余管家见状,也是头皮麻,后退几步,颤声道:“这……这……”
叶牧只是静静的瞧着,再不说话。
楚拓出声提醒:“余管家,你们弄脏人家的院子,叶族长只请你们清理干净,并不过份吧。”
是啊,并不过份。
余管家又气又怒,却已不敢作,握一握拳头,只得向几个随从吩咐:“你……你们,将院子清理干净。”
长年呆在边城,没有几个是没见过狼的,可是见过归见过,被狼这么近距离的盯着却没有几个,众随从惊恐之余,哪里还敢耽搁,手一松,将屠中天抛下,见院子里有两只水缸,忙着去舀了水,冲洗院子里的尿液。
叶牧家的院子是以三合土铺了石头整平,水泼上去并不会渗入,几个随从瞄到墙角的扫帚,又忙去拿了,将水渍扫去墙角的排水洞里。

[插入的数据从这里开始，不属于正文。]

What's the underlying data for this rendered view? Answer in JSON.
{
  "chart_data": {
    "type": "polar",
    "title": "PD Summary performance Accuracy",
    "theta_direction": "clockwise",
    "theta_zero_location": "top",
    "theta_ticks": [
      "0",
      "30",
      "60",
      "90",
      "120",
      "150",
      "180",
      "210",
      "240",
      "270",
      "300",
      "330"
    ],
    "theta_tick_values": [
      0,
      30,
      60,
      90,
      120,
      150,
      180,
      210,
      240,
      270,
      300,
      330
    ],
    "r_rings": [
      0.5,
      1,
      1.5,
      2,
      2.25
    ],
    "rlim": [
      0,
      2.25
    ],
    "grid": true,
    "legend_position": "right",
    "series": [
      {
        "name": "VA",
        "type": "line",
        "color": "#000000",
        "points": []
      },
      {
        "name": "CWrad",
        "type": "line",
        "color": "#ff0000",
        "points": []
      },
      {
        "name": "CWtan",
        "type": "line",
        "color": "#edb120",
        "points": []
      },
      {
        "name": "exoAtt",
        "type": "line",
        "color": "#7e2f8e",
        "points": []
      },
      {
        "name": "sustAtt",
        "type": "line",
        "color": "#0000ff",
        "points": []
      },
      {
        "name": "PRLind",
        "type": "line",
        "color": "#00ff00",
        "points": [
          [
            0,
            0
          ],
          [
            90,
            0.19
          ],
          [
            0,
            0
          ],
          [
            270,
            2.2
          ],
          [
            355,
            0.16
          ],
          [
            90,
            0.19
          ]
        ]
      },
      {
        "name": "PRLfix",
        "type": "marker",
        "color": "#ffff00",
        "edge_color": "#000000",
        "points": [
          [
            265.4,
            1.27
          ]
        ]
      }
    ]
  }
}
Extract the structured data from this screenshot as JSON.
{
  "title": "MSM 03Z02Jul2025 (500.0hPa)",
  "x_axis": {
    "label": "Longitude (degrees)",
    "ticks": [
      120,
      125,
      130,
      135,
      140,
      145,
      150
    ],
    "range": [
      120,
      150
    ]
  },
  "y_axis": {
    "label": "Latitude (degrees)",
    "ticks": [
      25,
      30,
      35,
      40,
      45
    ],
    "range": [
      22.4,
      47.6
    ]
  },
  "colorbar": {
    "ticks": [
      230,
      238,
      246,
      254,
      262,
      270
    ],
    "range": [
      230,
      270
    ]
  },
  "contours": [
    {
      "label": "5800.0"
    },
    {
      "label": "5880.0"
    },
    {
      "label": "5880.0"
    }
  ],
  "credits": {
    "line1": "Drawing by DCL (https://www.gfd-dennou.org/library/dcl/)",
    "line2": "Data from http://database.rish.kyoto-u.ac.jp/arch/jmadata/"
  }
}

直看到院子清洗干净,叶牧才向那边的一虎二狼道:“追风,大狗、二狗,让他们走吧。”
楚拓见随从又去架屠中天,向叶牧问:“用这许多水,可用挑过?”
叶牧皱皱眉,摇头:“不用了。”
他可不想这些人接触他们叶家的水源。
楚拓点点头,又提醒:“莫再让他弄脏了院子,还得洗一回。”
几个随从一听,忙有两人去将屠中天双腿也拎起来,见一虎二狼窜进院子,忙匆匆往外走。
叶牧站起身来,将糯米放去赤焰身边,跟着送出来,仍是温和有礼,向余管家道别:“余管家慢走。”
余管家本来是来耀武扬威的,没想到在几只畜牲这里吃了瘪,胸口堵着一股闷气,霍然回头,向院子里指道:“叶牧,你仗着养几只畜牲就不将人放在眼里,它们可能时时护着你?”
叶牧唇角笑容不减,淡声道:“不劳余管家挂念。”
余管家见他毫不畏惧,突然冷笑,咬牙道:“叶牧,你只当有君家父子护着就有恃无恐,却不想想,如今他们是鞭长莫及。”
叶牧冷淡向他回视,并不多做口舌之争,只是道:“余管家还不走,可是要再进去坐坐?”
谁还敢进去?
余管家咬牙,向他怒视片刻,终于转身,喝道:“走!”抓住随从递来的马缰,攀住马鞍,想要一跃而上,却觉得双腿使不上力。
还好有随从有眼色,忙上前相助,连推带托,将他送了上去。
至于屠中天,更加无力上马,被随从直接扔了上去。
眼瞧着那一行人急匆匆而去,惶惶如丧家之犬,楚拓皱了眉,低声道:“这几个人来的有些古怪。”
现在满边城的人都知道,叶家人是上将军府的座上宾,不要说来为难,只恨不能巴结上,可这君家父子只是回京,这两个人就上门找茬,实在是奇怪。
叶牧皱眉:“之前不是说这姓屠的在军中服役?”
楚拓点头:“前几年是在军中,只做个杂役,之后大军回师,边城守军重整,想来他是那个时候使了手段。”
叶牧微微摇头:“当初十二升斗一事,他自知已经与我们结怨,自不会起意巴结,想来只是盯上那三百五十万两银子。”